Помнится в детстве сидели мы с пацанами в дворовой беседке на детской площадке. И вдруг увидели, как к нам направлялось совершенно невообразимое существо, больше похожее на медведя, чем на человека. Почти двухметрового роста, в рванном комбинезоне, босиком. Из-под спутанных волос, падавших до плеч и до груди, поблескивали маленькие, какие-то желтовато-красные глазки.

– Не бойтесь, пацаны, – сказало существо тоненьким голоском.

Этот голосок, напоминающий кукольный, нас слегка успокоил. Мы подумали, что это какой-то, еще неизвестный нам, псих. Психов в нашем районе жило два и оба были безобидными. Первый – Вовка Хрущев, был маленький и все время пьяный. Днем он просил милостыню на паперти в центральной церкви, а вечерами бродил где попало и всем читал наизусть отрывки библии. Он почему-то считал себя половым гигантом, и все угрожал, будто изнасилует кого-нибудь из мальчишек. С похмелья он, наоборот, просил изнасиловать его, спускал холщовые штаны и демонстрировал прыщавую, тощую задницу. Но в целом, Хрущев был вполне безобидным психом, так как дальше разговоров никогда не заходил.

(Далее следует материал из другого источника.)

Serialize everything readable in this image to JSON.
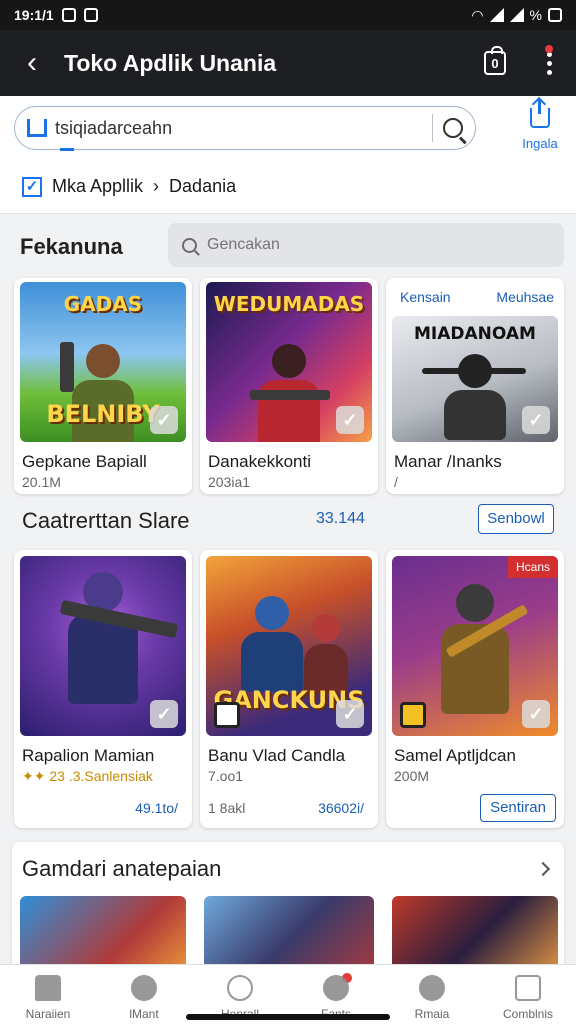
{
  "status_bar": {
    "time": "19:1/1",
    "right_text": "%"
  },
  "app_bar": {
    "title": "Toko Apdlik Unania",
    "bag_count": "0"
  },
  "search": {
    "value": "tsiqiadarceahn",
    "share_label": "Ingala"
  },
  "breadcrumb": {
    "part1": "Mka Appllik",
    "separator": "›",
    "part2": "Dadania"
  },
  "featured": {
    "title": "Fekanuna",
    "filter_placeholder": "Gencakan",
    "cards": [
      {
        "art_title": "GADAS",
        "art_bottom": "BELNIBY",
        "name": "Gepkane Bapiall",
        "sub": "20.1M",
        "colors": [
          "#3f8fd8",
          "#6fbe3b"
        ]
      },
      {
        "art_title": "WEDUMADAS",
        "art_bottom": "",
        "name": "Danakekkonti",
        "sub": "203ia1",
        "colors": [
          "#1c1a52",
          "#d64062"
        ]
      },
      {
        "art_title": "MIADANOAM",
        "art_bottom": "",
        "name": "Manar /Inanks",
        "sub": "/",
        "top_left": "Kensain",
        "top_right": "Meuhsae",
        "colors": [
          "#c9ccd2",
          "#5e636c"
        ]
      }
    ]
  },
  "second": {
    "title": "Caatrerttan Slare",
    "count": "33.144",
    "button": "Senbowl",
    "cards": [
      {
        "name": "Rapalion Mamian",
        "sub": "✦✦ 23 .3.Sanlensiak",
        "link": "49.1to/",
        "colors": [
          "#2b1e6e",
          "#8a3ec6"
        ]
      },
      {
        "name": "Banu Vlad Candla",
        "sub": "7.oo1",
        "sub2": "1 8akl",
        "link": "36602i/",
        "art_bottom": "GANCKUNS",
        "colors": [
          "#f2a33a",
          "#3b2a7a"
        ]
      },
      {
        "name": "Samel Aptljdcan",
        "sub": "200M",
        "button": "Sentiran",
        "tag": "Hcans",
        "colors": [
          "#6a2f8f",
          "#ef8c2b"
        ]
      }
    ]
  },
  "third": {
    "title": "Gamdari anatepaian"
  },
  "bottom_nav": [
    {
      "label": "Naraiien"
    },
    {
      "label": "lMant"
    },
    {
      "label": "Henrall"
    },
    {
      "label": "Fants"
    },
    {
      "label": "Rmaia"
    },
    {
      "label": "Comblnis"
    }
  ]
}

Второй, чистенький, весь какой-то выглаженный, старичок с аккуратно расчесанной бородкой, воображал себя регулировщиком. Он целыми днями стоял на перекрестках и указывал машинам, куда ехать. У него был самодельный жезл, покрашенный, как у милиционеров, вот только речь его никто не понимал, так как его слова состояли всего из нескольких, одинаковых звуков. Так обычно пытаются «говорить» глухонемые.

Здоровяк прошел в беседку и сел на пол, выставив черные, широкие ступни с крепкими, желтыми ногтями. Сидя на полу, он был вровень с нами, хотя мы сидели на скамейке.

Валька вспомнил, что он командир, и строго спросил:

– Чего надо-то?

– У меня деньги есть, – пропищал мужик.

Он засунул здоровую, как лопата, руку в карман, извернулся, нашарил там, вытащил тридцатирублевку, протянул Вальке. – Пацан, сходи, купи мне коньяк с двумя костями, а на сдачу – себе, что хочешь.

Коньяком называлась гомыра, денатурированный спирт, который продавался в керосиновых лавках и стоил 18 рублей. На бутылках с гомырой изображали череп с костями, как на электробудках. Его покупали те, у кого были не керогазы, а примусы, а некоторые мужики предпочитали денатурат сучку – водке за 23 рубля 50 копеек. У меня дома для доктора Дубовика покупали водку столичную, за тридцать рублей семьдесят копеек, это считалось дорого.

Валька мгновенно схватил денежку, мигнул Новожилову и слинял. Он, признаться, был скуповат, но в данной ситуации никто не сомневался, что Валька ни копейки не зажилит: общак – дело святое.

– А ты, – блеснул мужик на меня своими странными глазами из-за завесы волос, – сынок, закусь бы организовал. Сможешь?